Especially with the land use structure--most people who own sims are not in their twenties, they're holding down middle- to upper-level executive positions, if they aren't using SL for their income, entirely. Because that hundred-odd to rent a whole sim per month? Many people could manage to come up with.
Having a grand (or more overseas) available to sink into a game, to start out with? That's far less affordable for most.
That is a really interesting--your observation that the things he found to look at were things that required some serious searching to locate. I would seem that the most effort he put into the piece was his effort to find something especially salacious in Zindra. I really hadn't caught that as I pretty much skipped over a great deal of his reportage on naughty bits. Which was most of the thing after all.
So, okay, fine, he was searching for titillating content for the article. Why didn't he mention how many sex malls there are on the mainland, even now, since that's been covered by at least 2nd Sex and myself, and a few others consistently? Or how the grid has adapted to having a separate adult grid with adult content? That would have been an amazing story.
No. He hunted down CumDumpsters, a squalid little backwater sim with a deservedly evil reputation. And sure, they're not arcane search terms, per se, but really--you have to use "rough sex", "rape", "bukkake" or "gangbang" to have a good chance of seeing it show up in the top ten.
Dunno about you, but someone searching for "rape" or "cum drinking"? Isn't at all an innocent bystander.
The world is changing fast, and old patterns don't match anymore in many aspects. And only by embracing diversity we can win.
It is sad that someone gets called "slutty" just by the fact what they wear. I have a friend in SL who enjoys looking and dealing slutty, while at the other side she is a member of Mensa and outsmarts me anytime.
Apperance is still overvalued in this world, and "don't judge a book by its cover" still not a lesson learned.
More hideous crimes have been commited by people in business suits in 2009, than by people who look like thugs.
I have a lot of really trashy clothes. Some by happenstance, some deliberately sought out. My first year on the grid, my favorite outfit was a miniskirt that very nearly qualified as a belt (or a pair of buckles-over-buckles wine leather pants) and a fishnet top. With leather straps that criss-crossed, but somehow managed to completely miss covering my avatar's nipples.

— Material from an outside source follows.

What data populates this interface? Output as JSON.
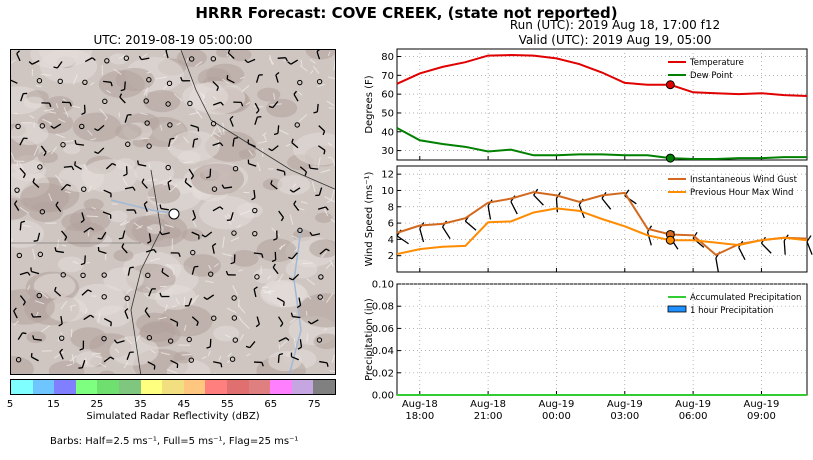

I still do not, per se, see anything wrong with dressing however we want and claiming it. If we're sexy, if we're slutty, if we're trashy, whatever--it's ours, damn it, we walked out of the house knowing what we looked like.
But that's me, an adult in either world, and what really bugs me about these sorts of stories (especially the ones that are true) is that pre-teens and teens don't have the defenses adults have developed. Everything is raw and new and tender and untried and 100% worse than anything anyone before them has ever gone through--it's the nature of the beast to be paranoid, oversensitive, wildly emotional, and scared to death you'll look off or out of place or just wrong, wearing anything.
Yeah, we have a long way to go. We've come far, we need to go farther. But we need to realize the social changes we as adults celebrate filter down to the young, and usually in the worst way possible.